The KU Natural History Museum is the home of Comanche, the horse ridden by Captain Myles Keogh at the Battle of Little Bighorn in 1876. After Comanche's death, Lewis Lindsay Dyche taxidermied the horse for the 7th Calvary, but Comanche stayed with the museum's collections. In 2005, museum staff completely restored the mount and created a new display on the fourth floor. Comanche is one of the most visited exhibits in the museum.

Adult Diamphidialocusta photo

On June 25, 1876, General George Armstrong Custer led a detachment of troops from the United States Army's 7th Cavalry at what is now known as the Battle of Little Big Horn; a U.S. National Park monument is located at the site today in Montana.

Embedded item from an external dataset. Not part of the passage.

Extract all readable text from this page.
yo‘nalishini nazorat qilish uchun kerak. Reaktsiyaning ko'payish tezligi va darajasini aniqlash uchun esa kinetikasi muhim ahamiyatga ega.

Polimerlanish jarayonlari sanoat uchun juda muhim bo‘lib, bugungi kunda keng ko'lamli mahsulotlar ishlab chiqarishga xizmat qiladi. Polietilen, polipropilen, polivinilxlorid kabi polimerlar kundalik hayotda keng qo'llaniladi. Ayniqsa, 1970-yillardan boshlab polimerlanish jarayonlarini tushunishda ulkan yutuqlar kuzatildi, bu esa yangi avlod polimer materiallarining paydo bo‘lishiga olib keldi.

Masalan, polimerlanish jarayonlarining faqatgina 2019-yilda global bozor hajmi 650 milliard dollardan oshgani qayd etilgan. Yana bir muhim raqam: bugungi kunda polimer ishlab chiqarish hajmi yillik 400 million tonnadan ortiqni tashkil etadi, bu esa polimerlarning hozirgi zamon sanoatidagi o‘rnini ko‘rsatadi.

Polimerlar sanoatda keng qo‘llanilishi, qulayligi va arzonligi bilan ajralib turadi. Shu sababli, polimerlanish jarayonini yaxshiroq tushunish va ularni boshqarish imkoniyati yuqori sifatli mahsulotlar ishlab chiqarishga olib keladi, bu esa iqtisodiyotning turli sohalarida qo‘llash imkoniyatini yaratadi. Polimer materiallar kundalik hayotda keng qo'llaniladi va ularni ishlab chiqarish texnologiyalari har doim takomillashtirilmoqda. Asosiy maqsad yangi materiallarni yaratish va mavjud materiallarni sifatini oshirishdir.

United States Army Captain Myles Keogh rode a bay horse named Comanche into the battle, and two days after the battle's conclusion the horse — severely injured — was the only living survivor left on the field. More than 200 US cavalrymen were killed that day as well as several dozen Sioux, Cheyenne, and Arapaho men, women and children. After the battle, Comanche was nursed back to health but he was retired and orders were given that he should never be ridden again.

Historic Comanche photo

When Comanche died several years later, Professor Lewis Lindsay Dyche answered the call of 7th Calvary officers who wanted Comanche's remains to be preserved.

Comanche Taxidermy photo

Dyche waived his $400 fee in exchange for allowing KU to keep the mount, which was made of wood, wire and clay, with the skin stretched over the structure. First displayed at the 1893 world's fair, Comanche is still exhibited at the KU Natural History Museum.

Comanche at the Natural History Museum photo

In 2005, museum staff carefully dis-mantled the old Comanche exhibit on the fifth floor of the museum and restored the mount. Visitors can visit the exhibit on the fourth floor of the museum.